Immigration Winners, Losers, Inbetweeners

In early August, ILW.com reported that Southern District of Mississippi U.S. Attorney Mike Hurst announced indictments that a federal grand jury returned against four individuals directly involved in last year’s Immigration and Customs Enforcement action. ICE arrested and detained 680 illegal aliens who worked at seven chicken processing plants that five separate companies owned and operated. But, at the time, no white-collar arrests were made.

A year later, however, charges came down that included illegal alien harboring, assisting aliens in obtaining fraudulent Social Security cards, making false statements to law enforcement officials, filing falsified quarterly wage reports, money laundering, wire fraud and aggravated identity theft. In the aggregate, the criminally charged face up to 228 years in jail, and $6.75 million in fines.

Acting ICE Deputy Director Matthew T. Albence promised that “companies who intentionally or knowingly base their business model on an illegal workforce deprive law-abiding citizens and lawful immigrants of employment opportunities…” and will be punished. Hurst reaffirmed that the indictments “mark the beginning and not the end of our investigations and prosecutions.”

Companies that hired illegal aliens to boost their bottom-line profits should be – but probably aren’t – ashamed of themselves. Although the universally made claim among illegal immigrant employers is either that Americans won’t work in poultry processing plants or are less enthusiastic employees than foreign-born labor, the truth is that in the impoverished Jackson, Mississippi, area, any job that offers a competitive salary, safe working conditions and a reasonable benefits package would attract workers.

The most recent U.S. Census Bureau data shows that in Jackson County, the per capita income is $25,300 and 19 percent of its 144,000 population live below the federal poverty line. About 40 percent of Jackson County over age 16 is detached from the labor force. Clearly, then, a sufficient number of potential employees live close enough to the processing facilities so that employers needn’t rely on unlawfully present workers. Moreover, the poultry business is booming. The national per capita consumption is a record 96.5 pounds. Strong sales mean that owners generate enough income to pay their employees a living wage.

The poultry indictments raise ethical questions, a balance sheet of sorts, of who wins and who loses from the effect legal and illegal immigration has on U.S. workers. Immigration, both in the form of illegal border crossers and legally present employment-based visa holders like H-2As and H-2Bs, harms existing U.S. workers as well as the unemployed and under-employed. Immediately after the ICE action, one of the targeted companies hosted a jobs fair that, unsurprisingly given the area’s low-income residents and the sudden unexpected availability of jobs, attracted dozens of prospective American employees. The takeaway: many Americans would do poultry processing jobs.

But immigration politics poses a formidable challenge that American workers have found increasingly difficult to overcome. A Congress purposely blind to the fallout from what has been an uninterrupted 30-year immigration flow hinders workers. Border and interior immigration enforcement has been scant. Preposterous and illegal practices like sanctuary cities, states and counties, of which Jackson is one, encourage illegal immigration.
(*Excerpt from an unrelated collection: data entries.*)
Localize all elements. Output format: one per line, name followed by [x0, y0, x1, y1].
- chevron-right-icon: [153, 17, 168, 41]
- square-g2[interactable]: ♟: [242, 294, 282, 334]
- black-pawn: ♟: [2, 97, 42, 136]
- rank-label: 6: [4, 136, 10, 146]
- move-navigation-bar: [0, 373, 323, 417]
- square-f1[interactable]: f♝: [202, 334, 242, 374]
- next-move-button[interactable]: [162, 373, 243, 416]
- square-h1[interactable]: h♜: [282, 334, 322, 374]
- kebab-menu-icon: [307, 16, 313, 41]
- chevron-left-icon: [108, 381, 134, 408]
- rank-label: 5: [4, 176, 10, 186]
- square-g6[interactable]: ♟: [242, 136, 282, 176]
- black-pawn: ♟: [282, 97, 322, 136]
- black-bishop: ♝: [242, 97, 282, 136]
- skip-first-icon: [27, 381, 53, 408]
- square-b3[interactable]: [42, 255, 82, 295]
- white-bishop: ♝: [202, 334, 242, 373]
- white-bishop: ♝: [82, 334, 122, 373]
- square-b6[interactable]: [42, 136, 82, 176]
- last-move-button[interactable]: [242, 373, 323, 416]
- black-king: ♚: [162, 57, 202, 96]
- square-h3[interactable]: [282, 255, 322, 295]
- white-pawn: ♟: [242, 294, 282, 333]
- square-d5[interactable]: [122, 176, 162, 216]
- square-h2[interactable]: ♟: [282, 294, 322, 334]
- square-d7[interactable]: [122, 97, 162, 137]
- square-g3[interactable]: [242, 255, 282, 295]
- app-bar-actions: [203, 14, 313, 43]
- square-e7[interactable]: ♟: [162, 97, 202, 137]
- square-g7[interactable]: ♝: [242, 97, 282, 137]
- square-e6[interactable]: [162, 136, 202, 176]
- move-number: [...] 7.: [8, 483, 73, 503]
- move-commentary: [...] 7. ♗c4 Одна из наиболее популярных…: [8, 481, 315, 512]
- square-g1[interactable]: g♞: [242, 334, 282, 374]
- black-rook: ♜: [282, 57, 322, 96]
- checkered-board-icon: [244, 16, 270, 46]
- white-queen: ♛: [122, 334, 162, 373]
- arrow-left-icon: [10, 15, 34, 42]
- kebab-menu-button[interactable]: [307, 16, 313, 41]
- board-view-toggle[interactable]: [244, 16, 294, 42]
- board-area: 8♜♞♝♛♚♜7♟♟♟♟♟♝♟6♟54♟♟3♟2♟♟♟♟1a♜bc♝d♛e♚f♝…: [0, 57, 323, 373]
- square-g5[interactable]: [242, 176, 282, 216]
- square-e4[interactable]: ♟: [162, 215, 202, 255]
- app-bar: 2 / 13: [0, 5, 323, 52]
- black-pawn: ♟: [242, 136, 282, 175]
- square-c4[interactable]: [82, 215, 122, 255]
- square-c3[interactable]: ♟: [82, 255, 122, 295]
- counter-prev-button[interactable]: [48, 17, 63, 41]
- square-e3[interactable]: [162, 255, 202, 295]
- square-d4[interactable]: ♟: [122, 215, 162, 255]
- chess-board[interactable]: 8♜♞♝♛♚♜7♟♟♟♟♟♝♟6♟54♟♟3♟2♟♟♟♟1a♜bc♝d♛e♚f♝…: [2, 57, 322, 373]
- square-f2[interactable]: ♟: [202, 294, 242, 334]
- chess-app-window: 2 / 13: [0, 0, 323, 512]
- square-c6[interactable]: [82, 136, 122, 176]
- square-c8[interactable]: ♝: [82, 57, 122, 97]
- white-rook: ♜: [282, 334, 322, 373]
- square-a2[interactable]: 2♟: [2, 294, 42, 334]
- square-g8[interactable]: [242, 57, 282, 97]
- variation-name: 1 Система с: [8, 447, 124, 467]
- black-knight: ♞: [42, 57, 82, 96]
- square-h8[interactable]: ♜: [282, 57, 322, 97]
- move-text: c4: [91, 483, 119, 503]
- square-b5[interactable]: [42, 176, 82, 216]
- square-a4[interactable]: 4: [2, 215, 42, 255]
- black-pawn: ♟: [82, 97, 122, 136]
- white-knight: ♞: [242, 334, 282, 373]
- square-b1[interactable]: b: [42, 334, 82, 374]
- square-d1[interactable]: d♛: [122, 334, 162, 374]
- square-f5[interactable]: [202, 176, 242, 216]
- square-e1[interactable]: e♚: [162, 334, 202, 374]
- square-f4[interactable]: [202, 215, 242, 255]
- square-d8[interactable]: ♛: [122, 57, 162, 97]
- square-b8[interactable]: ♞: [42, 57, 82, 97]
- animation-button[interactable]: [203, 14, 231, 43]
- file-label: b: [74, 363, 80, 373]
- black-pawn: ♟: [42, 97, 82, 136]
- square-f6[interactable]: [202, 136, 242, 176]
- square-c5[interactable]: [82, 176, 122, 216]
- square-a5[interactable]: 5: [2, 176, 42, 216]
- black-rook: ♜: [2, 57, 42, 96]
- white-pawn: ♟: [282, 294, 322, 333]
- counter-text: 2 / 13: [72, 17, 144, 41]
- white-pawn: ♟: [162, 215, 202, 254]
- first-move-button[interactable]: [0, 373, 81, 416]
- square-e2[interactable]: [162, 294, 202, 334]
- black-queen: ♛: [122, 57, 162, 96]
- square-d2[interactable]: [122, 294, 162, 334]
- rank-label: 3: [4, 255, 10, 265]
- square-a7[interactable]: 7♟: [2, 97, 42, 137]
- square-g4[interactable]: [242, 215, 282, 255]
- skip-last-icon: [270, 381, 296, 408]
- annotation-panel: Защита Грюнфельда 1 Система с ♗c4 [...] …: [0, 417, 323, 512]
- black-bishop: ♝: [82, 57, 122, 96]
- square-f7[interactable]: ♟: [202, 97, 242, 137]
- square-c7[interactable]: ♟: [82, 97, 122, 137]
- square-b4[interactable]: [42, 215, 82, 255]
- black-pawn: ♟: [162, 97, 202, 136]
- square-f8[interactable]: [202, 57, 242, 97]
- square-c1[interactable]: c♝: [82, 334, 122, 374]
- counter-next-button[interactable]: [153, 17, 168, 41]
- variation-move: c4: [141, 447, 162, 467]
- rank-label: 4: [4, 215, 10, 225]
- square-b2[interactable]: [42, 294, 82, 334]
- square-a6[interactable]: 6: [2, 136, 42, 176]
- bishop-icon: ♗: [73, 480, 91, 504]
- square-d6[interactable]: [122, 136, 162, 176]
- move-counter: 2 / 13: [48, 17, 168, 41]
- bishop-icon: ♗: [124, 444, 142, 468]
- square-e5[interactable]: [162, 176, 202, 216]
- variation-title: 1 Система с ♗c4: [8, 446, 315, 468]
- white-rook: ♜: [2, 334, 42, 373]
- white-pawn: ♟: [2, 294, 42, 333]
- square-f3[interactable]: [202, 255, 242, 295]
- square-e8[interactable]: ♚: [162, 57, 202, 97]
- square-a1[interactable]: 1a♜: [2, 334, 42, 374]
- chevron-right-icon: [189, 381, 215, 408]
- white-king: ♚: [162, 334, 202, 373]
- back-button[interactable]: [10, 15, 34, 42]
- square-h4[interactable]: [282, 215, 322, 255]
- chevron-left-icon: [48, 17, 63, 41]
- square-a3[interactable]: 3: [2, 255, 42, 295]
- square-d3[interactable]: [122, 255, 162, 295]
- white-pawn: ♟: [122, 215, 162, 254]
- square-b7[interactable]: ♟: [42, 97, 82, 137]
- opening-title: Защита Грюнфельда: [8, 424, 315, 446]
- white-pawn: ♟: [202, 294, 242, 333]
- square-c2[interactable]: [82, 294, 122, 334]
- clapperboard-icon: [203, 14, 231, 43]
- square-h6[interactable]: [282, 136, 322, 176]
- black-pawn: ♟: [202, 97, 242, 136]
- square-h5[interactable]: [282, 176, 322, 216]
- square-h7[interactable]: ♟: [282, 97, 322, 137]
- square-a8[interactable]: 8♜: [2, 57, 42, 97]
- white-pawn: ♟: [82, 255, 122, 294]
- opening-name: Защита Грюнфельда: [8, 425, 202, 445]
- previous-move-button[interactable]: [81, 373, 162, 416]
Summarizing the hypothetical immigration balance sheet, the winners are employers who illegally hire immigrants, pay them lower wages than Americans would accept, and too often exploit their international workers who have little choice but to endure poor treatment or risk being sent home. The losers are U.S. workers who foreign-born workers have displaced, and their families, abandoned by Congress.
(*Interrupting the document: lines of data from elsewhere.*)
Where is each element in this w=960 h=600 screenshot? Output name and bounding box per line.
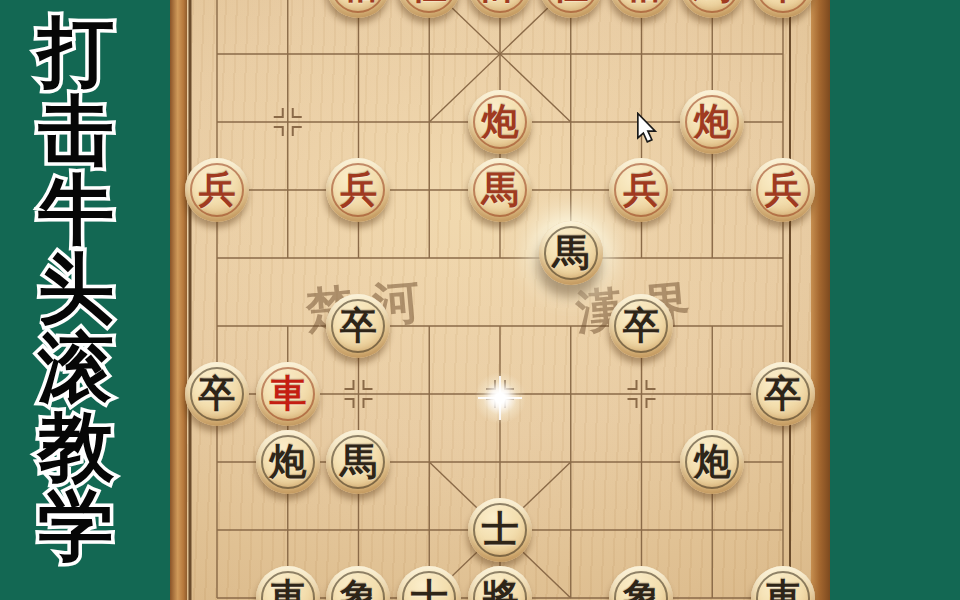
piece-character: 車 [269,579,306,600]
piece-character: 仕 [411,0,448,4]
piece-red-兵-f3r3[interactable]: 兵 [326,158,390,222]
piece-red-仕-f4r0[interactable]: 仕 [397,0,461,18]
piece-red-相-f7r0[interactable]: 相 [609,0,673,18]
piece-character: 象 [340,579,377,600]
piece-red-炮-f5r2[interactable]: 炮 [468,90,532,154]
piece-character: 馬 [340,443,377,480]
piece-black-卒-f1r6[interactable]: 卒 [185,362,249,426]
piece-black-卒-f7r5[interactable]: 卒 [609,294,673,358]
xiangqi-app-screenshot: { "game": "xiangqi", "title": { "text": … [0,0,960,600]
title-char: 学 [26,486,126,565]
piece-red-車-f9r0[interactable]: 車 [751,0,815,18]
piece-character: 卒 [764,375,801,412]
piece-red-兵-f1r3[interactable]: 兵 [185,158,249,222]
piece-character: 卒 [623,307,660,344]
piece-black-馬-f6r4[interactable]: 馬 [539,221,603,285]
piece-character: 馬 [481,171,518,208]
piece-character: 相 [623,0,660,4]
mouse-cursor-icon [636,112,658,144]
piece-red-兵-f7r3[interactable]: 兵 [609,158,673,222]
piece-character: 卒 [340,307,377,344]
piece-character: 卒 [198,375,235,412]
piece-character: 兵 [198,171,235,208]
piece-black-炮-f2r7[interactable]: 炮 [256,430,320,494]
video-title-vertical: 打 击 牛 头 滚 教 学 [26,12,126,565]
title-char: 滚 [26,328,126,407]
piece-character: 炮 [694,103,731,140]
piece-black-象-f7r9[interactable]: 象 [609,566,673,600]
piece-red-兵-f9r3[interactable]: 兵 [751,158,815,222]
piece-character: 車 [764,0,801,4]
title-char: 教 [26,407,126,486]
title-char: 头 [26,249,126,328]
move-target-sparkle [472,370,528,426]
piece-character: 士 [481,511,518,548]
piece-black-士-f5r8[interactable]: 士 [468,498,532,562]
piece-character: 炮 [269,443,306,480]
piece-red-仕-f6r0[interactable]: 仕 [539,0,603,18]
xiangqi-board[interactable]: 相仕帥仕相馬車炮炮兵兵馬兵兵馬卒卒卒車卒炮馬炮士車象士將象車 [182,0,819,600]
title-char: 击 [26,91,126,170]
piece-red-車-f2r6[interactable]: 車 [256,362,320,426]
piece-character: 相 [340,0,377,4]
piece-character: 象 [623,579,660,600]
piece-character: 車 [764,579,801,600]
piece-red-炮-f8r2[interactable]: 炮 [680,90,744,154]
piece-character: 帥 [481,0,518,4]
piece-black-馬-f3r7[interactable]: 馬 [326,430,390,494]
piece-character: 將 [481,579,518,600]
piece-black-車-f9r9[interactable]: 車 [751,566,815,600]
piece-character: 馬 [552,234,589,271]
piece-character: 炮 [481,103,518,140]
title-char: 牛 [26,170,126,249]
piece-black-卒-f3r5[interactable]: 卒 [326,294,390,358]
piece-black-士-f4r9[interactable]: 士 [397,566,461,600]
piece-red-馬-f8r0[interactable]: 馬 [680,0,744,18]
title-char: 打 [26,12,126,91]
piece-red-馬-f5r3[interactable]: 馬 [468,158,532,222]
piece-character: 仕 [552,0,589,4]
piece-character: 兵 [623,171,660,208]
piece-character: 車 [269,375,306,412]
piece-black-象-f3r9[interactable]: 象 [326,566,390,600]
piece-character: 士 [411,579,448,600]
piece-black-車-f2r9[interactable]: 車 [256,566,320,600]
piece-red-相-f3r0[interactable]: 相 [326,0,390,18]
piece-character: 兵 [764,171,801,208]
piece-red-帥-f5r0[interactable]: 帥 [468,0,532,18]
piece-black-卒-f9r6[interactable]: 卒 [751,362,815,426]
piece-character: 兵 [340,171,377,208]
piece-character: 馬 [694,0,731,4]
piece-black-炮-f8r7[interactable]: 炮 [680,430,744,494]
piece-character: 炮 [694,443,731,480]
piece-black-將-f5r9[interactable]: 將 [468,566,532,600]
As for the immigrants themselves, no one knows the conditions from which they migrated or what lifestyle they maintain in the U.S. At best, their circumstances are mixed; they’re employed, and they have a shot at the American dream, possible citizenship and better education for their children. On the other hand, the immigrants are toiling in demanding conditions, and are thousands of miles from their home, their culture and their native language.

Beyond dispute, however, is the detrimental effect continuous immigration has on U.S. workers and how it depresses earnings. In his Washington Post op-ed titled “Higher Pay for Low-Wage Earners,”  George Washington University economics professor emeritus Robert M. Dunn, Jr. wrote that if Congress wants to boost low-wage Americans’ earnings and end income inequality, “it must severely restrict the inflow of unskilled workers from abroad….”

The Post published Dunn’s opinion piece in 1992. Since then, four presidents, two Republicans and two Democrats, and Republican- and Democratic-controlled congresses, have failed at one of their most fundamental responsibilities – protecting American workers.